Reward and Penalty System – The Key to Success
Don’t make too rigid exercise or diet plan. There should be room for some bending. No training or diet should be so set in stone. It should allow room for you to make changes.
Some plans that work for other people just might not work for you. By forcing yourself to stick along, you can bet that you’re going to give up more easily.
Your diet and exercise plan has to work for you. It has to suit your lifestyle and daily life, for your personality, and your budget. You have a weak link in your system if it doesn’t work for all three of those.
You need to be able to adjust whatever plan you’re using. People often get too stiff.
You need to find an exercise or diet method that you are happy with, then you more likely stick with it longer.
If the plan doesn’t work, then you have to find something that does. Make tweaks to your plan to get it to work for you.
If it works for you, then that’s all that you need.
Don’t try too hard
If you’re doing exercises that you hate, then the odds of you reaching your wellness goals are pretty slim.
It’s the same with the penalty system. It shouldn’t be too inflexible. As time goes on, you might get a little bit indifferent toward your overall goal. When your penalty system is way too rude, then it will be easier to quit. You should also adjust your penalty system as you go along.
Most people are actually too hard on themselves. Remember to keep the penalty system fun and simple, but at the same time, it should be something that matters to you.
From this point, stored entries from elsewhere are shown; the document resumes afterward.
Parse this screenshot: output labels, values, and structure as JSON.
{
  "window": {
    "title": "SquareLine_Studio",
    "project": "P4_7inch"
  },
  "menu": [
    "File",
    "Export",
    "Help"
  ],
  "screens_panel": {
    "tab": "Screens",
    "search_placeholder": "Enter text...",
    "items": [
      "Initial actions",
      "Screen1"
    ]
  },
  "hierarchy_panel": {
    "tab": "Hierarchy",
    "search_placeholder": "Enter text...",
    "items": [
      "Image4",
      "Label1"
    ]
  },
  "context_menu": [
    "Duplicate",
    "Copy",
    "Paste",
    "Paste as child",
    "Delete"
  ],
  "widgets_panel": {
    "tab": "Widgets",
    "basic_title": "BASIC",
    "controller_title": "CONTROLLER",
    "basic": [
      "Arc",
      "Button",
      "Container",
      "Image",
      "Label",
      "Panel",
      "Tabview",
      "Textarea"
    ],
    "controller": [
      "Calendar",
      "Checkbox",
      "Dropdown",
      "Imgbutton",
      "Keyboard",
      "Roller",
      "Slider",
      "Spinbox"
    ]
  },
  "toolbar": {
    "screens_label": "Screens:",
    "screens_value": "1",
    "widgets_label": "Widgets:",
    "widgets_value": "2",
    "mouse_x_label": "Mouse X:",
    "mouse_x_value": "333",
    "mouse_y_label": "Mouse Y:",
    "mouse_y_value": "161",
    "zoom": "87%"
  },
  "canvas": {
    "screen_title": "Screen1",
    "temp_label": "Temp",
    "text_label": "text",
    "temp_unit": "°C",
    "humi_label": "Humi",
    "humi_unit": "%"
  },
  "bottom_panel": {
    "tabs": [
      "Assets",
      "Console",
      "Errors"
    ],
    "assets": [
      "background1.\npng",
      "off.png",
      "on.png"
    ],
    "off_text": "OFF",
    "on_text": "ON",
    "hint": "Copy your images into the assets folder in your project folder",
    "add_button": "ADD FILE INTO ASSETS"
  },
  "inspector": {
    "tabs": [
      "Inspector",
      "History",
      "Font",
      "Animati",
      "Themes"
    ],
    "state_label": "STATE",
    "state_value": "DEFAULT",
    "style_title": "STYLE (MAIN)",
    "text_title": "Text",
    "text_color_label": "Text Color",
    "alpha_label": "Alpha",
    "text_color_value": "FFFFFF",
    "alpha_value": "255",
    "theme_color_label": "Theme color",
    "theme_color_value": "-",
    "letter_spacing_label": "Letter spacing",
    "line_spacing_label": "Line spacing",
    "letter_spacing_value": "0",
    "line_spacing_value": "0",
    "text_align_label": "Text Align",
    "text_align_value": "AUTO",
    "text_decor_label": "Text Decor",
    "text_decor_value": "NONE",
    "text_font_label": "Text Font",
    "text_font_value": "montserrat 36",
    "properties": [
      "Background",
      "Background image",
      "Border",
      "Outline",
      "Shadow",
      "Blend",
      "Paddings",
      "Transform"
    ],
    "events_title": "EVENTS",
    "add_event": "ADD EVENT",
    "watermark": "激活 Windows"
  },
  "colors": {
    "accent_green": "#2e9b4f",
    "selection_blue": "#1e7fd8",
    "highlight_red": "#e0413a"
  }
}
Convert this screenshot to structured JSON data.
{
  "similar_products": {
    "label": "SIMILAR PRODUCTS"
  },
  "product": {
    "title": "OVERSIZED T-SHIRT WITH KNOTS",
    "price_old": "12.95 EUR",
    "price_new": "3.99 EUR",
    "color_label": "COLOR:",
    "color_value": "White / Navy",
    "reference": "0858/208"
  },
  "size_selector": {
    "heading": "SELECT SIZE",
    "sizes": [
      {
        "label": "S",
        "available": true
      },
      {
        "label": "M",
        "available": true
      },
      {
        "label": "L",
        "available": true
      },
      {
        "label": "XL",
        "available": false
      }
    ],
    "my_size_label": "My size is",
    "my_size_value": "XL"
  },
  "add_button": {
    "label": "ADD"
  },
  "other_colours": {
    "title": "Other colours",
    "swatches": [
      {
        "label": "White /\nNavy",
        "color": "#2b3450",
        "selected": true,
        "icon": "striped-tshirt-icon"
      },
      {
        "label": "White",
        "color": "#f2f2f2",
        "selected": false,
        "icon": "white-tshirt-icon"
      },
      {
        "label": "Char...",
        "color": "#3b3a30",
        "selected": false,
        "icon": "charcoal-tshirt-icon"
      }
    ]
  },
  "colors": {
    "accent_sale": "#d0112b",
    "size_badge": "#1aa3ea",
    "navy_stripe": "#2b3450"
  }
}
When you use a reward and penalty system together, it can work for successful goal setting for your exercises and dieting. Only you will know what’s right for you. Feel free to tweak the system to where it most benefits you.
One of the biggest obstacles that people always have to overcome in their fitness and dieting routines is sticking with them. As long as you’re happy with the method, you’re more likely to stick with your program longer.
And don’t be afraid to change up your entire programs periodically – both from a nutritional standpoint as well as the types of workouts you’re doing. Don’t let your body become accustomed to a routine because then it will know how to work against you to keep the fat on.